Sentinel's report is accessible from the Sensitive Data Governance icon. This report is updated in real-time when the app is running. Today, Sentinel provides a report of its detections and actions from the last 24 hours, as shown below. Sentinel is reporting that, in the last 1 hour:
- It processed 50 events and detected sensitive data in all 50 events. 
- Since Sentinel's event tagging was enabled, it also tagged all 50 events with information about the sensitive data detected in each event. 
- In these 50 events, Sentinel is reporting that it detected a total of 549 occurrences, or count, of 21 sensitive data types. Based on your Policy Action specifications, Sentinel encrypted 100 sensitive data items, masked 249 sensitive data items, and took no action on the remaining 200 sensitive data items. 
- Sentinel will also provide granular information about each sensitive data type that it detected in its input stream. In the figure below, Sentinel is reporting that it detected 100 occurrences of names, and 52 occurrences of email addresses. 
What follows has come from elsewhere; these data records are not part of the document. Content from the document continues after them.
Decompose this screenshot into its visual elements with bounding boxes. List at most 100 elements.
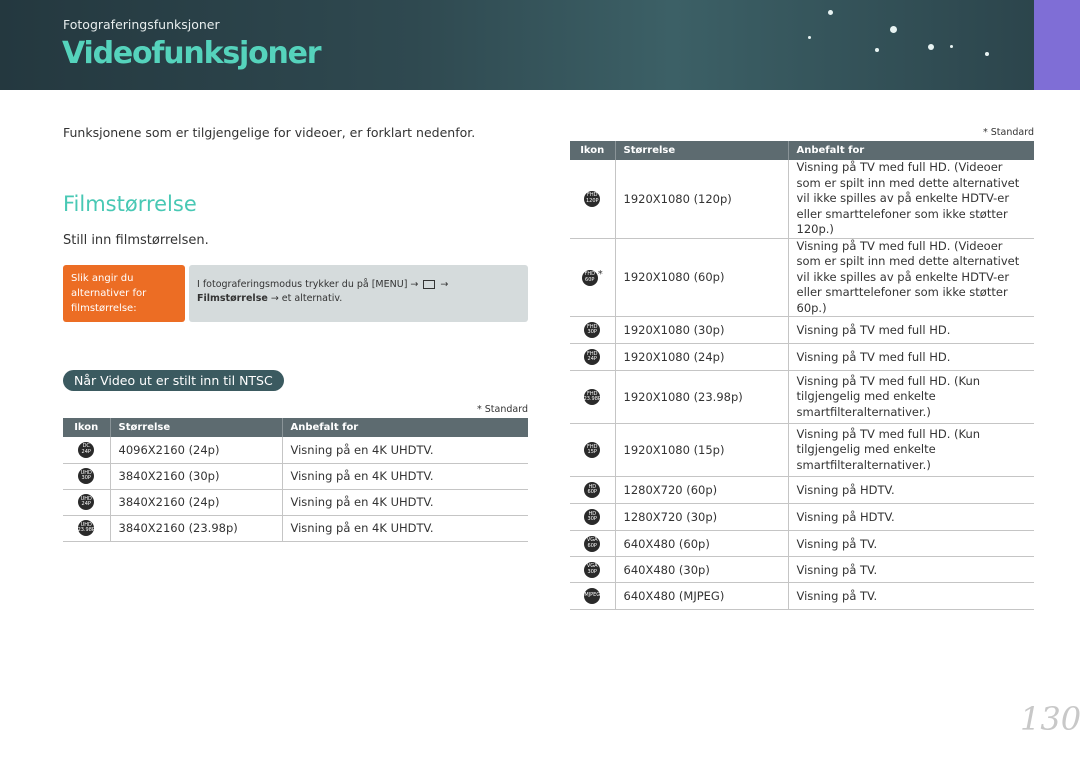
step-text: Still inn filmstørrelsen.	[63, 233, 209, 248]
movie-size-icon: VGA 60P	[584, 535, 601, 552]
intro-text: Funksjonene som er tilgjengelige for vid…	[63, 125, 476, 140]
icon-cell: FHD 24P	[570, 343, 615, 371]
recommended-cell: Visning på TV med full HD. (Kun tilgjeng…	[787, 423, 1034, 477]
sparkle-decoration	[928, 44, 934, 50]
size-cell: 1920X1080 (30p)	[614, 316, 788, 344]
table-row: VGA 60P 640X480 (60p) Visning på TV.	[570, 530, 1034, 557]
icon-cell: UHD 30P	[63, 463, 110, 490]
table-header-row: Ikon Størrelse Anbefalt for	[570, 141, 1034, 160]
movie-size-icon: UHD 23.98P	[78, 520, 95, 536]
icon-cell: FHD 30P	[570, 316, 615, 344]
movie-size-icon: FHD 30P	[584, 322, 601, 338]
movie-size-icon: HD 30P	[584, 509, 601, 525]
size-cell: 1280X720 (60p)	[614, 476, 788, 504]
size-cell: 640X480 (30p)	[614, 556, 788, 583]
standard-note-right: * Standard	[983, 127, 1034, 138]
column-header-icon: Ikon	[570, 141, 615, 160]
recommended-cell: Visning på TV med full HD. (Videoer som …	[787, 160, 1034, 239]
video-menu-icon	[423, 280, 436, 289]
icon-cell: FHD 23.98P	[570, 370, 615, 424]
size-cell: 3840X2160 (23.98p)	[109, 515, 282, 542]
icon-cell: UHD 24P	[63, 489, 110, 516]
movie-size-icon: VGA 30P	[584, 561, 601, 578]
column-header-size: Størrelse	[109, 418, 282, 437]
movie-size-icon: UHD 24P	[78, 494, 95, 510]
table-row: UHD 30P 3840X2160 (30p) Visning på en 4K UH…	[63, 463, 528, 490]
section-title: Filmstørrelse	[63, 192, 197, 216]
howto-label: Slik angir du alternativer for filmstørr…	[63, 265, 185, 322]
table-row: DC 24P 4096X2160 (24p) Visning på en 4K UHD…	[63, 437, 528, 464]
table-body: FHD 120P 1920X1080 (120p) Visning på TV med…	[570, 160, 1034, 610]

Event tagging for granular reporting per event
Previously, we had introduced the concept of event tagging, a feature of Sentinel's Actions on Data Identifiers. With event tagging, you can record Sentinel's report for a report along with the event at the target. You can also add a CQ that can read the AIData information from every report and report it for in-app use. We show both examples in this section.
Let's start with the target database in the MySQL_To_MySQL_PII app. As shown in the figure below, we create an extra column at the target table called AIData_info, and we write the contents of AIData to that column.

You can view the target table, and see that this additional column now contains information about the sensitive data that Sentinel detected in each row such as the number of sensitive data types in the row and the column name where each High Importance sensitive data type is located in that row. Since this information is stored at the target table, you can use it later for analysis such as checking if sensitive data in recently updated records is located in the expected columns. If you do not store the AIData information at the target, then it is lost forever.

You can also place a CQ to read and report on the event tag data, as seen in the figure below.

The CQ reports the same AIData information that you stored at the target database and you can use this information for real-time in-flight analysis. The CQ output is ephemeral and you cannot retrieve once the event has flown through; therefore, it is best if you store the information at the target database.